Take a look at the Greaseweazle https://github.com/keirf/greaseweazle to see what a really high-end solution in this space looks like. It's intended as a from scratch alternative to the better-known KryoFlux.
The Greaseweazle V4, using the FluxEngine GUI, allowed me to capture 1,900 Amiga 880K disks in a row. Each disk took 50 seconds under ideal conditions. I absolutely recommend both for homogeneous collections of disks.
Most of the effort was in entering the text of the labels manually or restarting and switching between capture formats when a Mac or IBM disk cropped up. FluxEngine uses the expected format to decide whether the track most recently read contains errors; and if so, re-read the track 3-5 times, quintupling overall read-times.
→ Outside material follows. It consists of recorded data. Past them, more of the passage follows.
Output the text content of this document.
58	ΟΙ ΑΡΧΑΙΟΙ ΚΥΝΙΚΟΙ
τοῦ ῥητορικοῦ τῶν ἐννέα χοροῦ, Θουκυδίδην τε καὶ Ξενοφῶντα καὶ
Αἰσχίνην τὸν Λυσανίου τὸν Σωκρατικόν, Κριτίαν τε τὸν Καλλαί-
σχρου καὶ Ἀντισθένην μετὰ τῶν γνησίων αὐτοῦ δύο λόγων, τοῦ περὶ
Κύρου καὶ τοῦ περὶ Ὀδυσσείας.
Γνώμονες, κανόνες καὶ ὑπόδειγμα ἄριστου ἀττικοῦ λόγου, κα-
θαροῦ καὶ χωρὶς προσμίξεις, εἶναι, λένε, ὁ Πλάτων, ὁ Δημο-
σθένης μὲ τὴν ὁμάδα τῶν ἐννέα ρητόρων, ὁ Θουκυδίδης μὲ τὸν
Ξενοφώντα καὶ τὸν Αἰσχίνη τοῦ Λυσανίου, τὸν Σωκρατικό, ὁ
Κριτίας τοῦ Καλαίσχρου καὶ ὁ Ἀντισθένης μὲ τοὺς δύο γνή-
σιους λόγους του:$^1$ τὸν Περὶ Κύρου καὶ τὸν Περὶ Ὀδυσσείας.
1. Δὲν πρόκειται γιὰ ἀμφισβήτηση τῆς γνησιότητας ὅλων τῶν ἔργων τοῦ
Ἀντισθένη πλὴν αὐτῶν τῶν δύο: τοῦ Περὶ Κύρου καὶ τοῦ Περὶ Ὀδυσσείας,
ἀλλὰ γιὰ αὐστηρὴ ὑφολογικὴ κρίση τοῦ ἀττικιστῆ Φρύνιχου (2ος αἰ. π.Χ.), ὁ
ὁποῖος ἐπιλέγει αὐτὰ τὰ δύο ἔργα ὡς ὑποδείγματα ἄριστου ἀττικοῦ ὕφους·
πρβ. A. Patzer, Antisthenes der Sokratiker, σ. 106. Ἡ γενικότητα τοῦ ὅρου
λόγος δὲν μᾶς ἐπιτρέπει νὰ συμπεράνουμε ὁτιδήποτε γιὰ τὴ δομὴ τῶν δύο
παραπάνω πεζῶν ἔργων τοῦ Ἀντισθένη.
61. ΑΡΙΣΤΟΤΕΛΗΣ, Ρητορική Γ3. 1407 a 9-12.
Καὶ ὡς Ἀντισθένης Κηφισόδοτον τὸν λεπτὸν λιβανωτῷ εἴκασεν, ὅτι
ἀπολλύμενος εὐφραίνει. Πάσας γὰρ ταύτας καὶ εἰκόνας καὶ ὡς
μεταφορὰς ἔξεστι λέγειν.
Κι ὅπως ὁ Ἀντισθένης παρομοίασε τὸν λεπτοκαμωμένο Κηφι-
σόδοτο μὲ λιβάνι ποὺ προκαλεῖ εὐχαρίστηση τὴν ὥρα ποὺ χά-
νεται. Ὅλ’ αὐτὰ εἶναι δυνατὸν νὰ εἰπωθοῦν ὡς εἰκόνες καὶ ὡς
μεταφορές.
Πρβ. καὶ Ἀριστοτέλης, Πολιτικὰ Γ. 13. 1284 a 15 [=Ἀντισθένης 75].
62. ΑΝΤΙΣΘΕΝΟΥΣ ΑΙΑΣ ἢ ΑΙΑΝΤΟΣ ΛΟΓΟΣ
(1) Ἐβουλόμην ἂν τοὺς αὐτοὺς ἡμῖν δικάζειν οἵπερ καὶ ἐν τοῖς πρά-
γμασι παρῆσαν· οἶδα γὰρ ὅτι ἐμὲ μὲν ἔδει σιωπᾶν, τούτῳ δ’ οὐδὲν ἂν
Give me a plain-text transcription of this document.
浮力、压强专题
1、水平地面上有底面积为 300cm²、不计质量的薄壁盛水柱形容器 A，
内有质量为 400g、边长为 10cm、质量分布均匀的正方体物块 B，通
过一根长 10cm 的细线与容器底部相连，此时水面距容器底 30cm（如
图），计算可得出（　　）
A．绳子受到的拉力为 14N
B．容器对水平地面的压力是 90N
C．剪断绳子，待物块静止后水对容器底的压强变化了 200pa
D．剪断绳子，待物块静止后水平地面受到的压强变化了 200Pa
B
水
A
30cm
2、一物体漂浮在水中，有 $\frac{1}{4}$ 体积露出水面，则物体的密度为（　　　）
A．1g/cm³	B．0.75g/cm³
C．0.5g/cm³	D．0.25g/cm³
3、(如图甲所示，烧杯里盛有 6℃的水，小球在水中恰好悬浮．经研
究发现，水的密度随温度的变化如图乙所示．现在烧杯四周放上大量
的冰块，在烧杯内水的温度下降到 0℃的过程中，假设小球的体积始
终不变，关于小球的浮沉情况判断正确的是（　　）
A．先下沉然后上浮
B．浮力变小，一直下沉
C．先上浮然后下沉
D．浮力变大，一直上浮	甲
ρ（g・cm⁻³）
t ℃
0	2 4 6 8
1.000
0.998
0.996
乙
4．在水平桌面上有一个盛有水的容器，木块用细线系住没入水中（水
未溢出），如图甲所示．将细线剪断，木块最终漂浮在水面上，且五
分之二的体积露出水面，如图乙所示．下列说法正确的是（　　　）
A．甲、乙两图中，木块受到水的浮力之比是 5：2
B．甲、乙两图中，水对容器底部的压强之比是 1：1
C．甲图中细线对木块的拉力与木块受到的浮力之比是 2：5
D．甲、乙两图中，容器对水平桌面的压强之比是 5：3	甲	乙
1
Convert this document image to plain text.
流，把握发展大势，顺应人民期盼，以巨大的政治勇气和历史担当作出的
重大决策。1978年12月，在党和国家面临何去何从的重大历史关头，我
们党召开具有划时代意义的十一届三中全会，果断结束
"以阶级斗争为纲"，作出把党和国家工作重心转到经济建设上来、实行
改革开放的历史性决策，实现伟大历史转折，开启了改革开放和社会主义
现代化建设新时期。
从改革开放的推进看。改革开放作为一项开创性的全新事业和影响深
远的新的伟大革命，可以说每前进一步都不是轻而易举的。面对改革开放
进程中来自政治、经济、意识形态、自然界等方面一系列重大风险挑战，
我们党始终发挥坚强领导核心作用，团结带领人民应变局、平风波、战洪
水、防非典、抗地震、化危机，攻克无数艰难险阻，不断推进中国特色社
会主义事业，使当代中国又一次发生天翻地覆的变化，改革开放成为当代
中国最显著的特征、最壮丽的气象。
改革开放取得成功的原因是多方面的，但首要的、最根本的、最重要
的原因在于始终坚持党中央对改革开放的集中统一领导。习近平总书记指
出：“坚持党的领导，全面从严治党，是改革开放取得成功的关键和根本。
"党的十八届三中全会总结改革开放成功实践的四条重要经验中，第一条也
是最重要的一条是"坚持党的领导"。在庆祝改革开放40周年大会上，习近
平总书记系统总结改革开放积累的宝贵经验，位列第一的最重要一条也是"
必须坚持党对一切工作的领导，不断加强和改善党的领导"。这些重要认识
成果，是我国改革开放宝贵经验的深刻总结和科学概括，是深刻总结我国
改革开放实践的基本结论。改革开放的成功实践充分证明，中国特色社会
All that's needed now is a floppy handling robot, a macro for recording the physical disk and label descriptions, and maybe a container format for all the capture products; thumbnails, cover art, metadata, flux images; that emulators and disk utilities can read, and that the community can re-distribute easily.
Nice, you should consider uploading these dumps to the Internet Archive so that they can be preserved for the foreseeable future. (Of course, that is unless they're strictly private data that was never made available, even unofficially.)
Upvote for greaseweazle (software and physical hardware). Also, the retro option is the Copy II PC Deluxe Option board when used with Copy II PC Deluxe.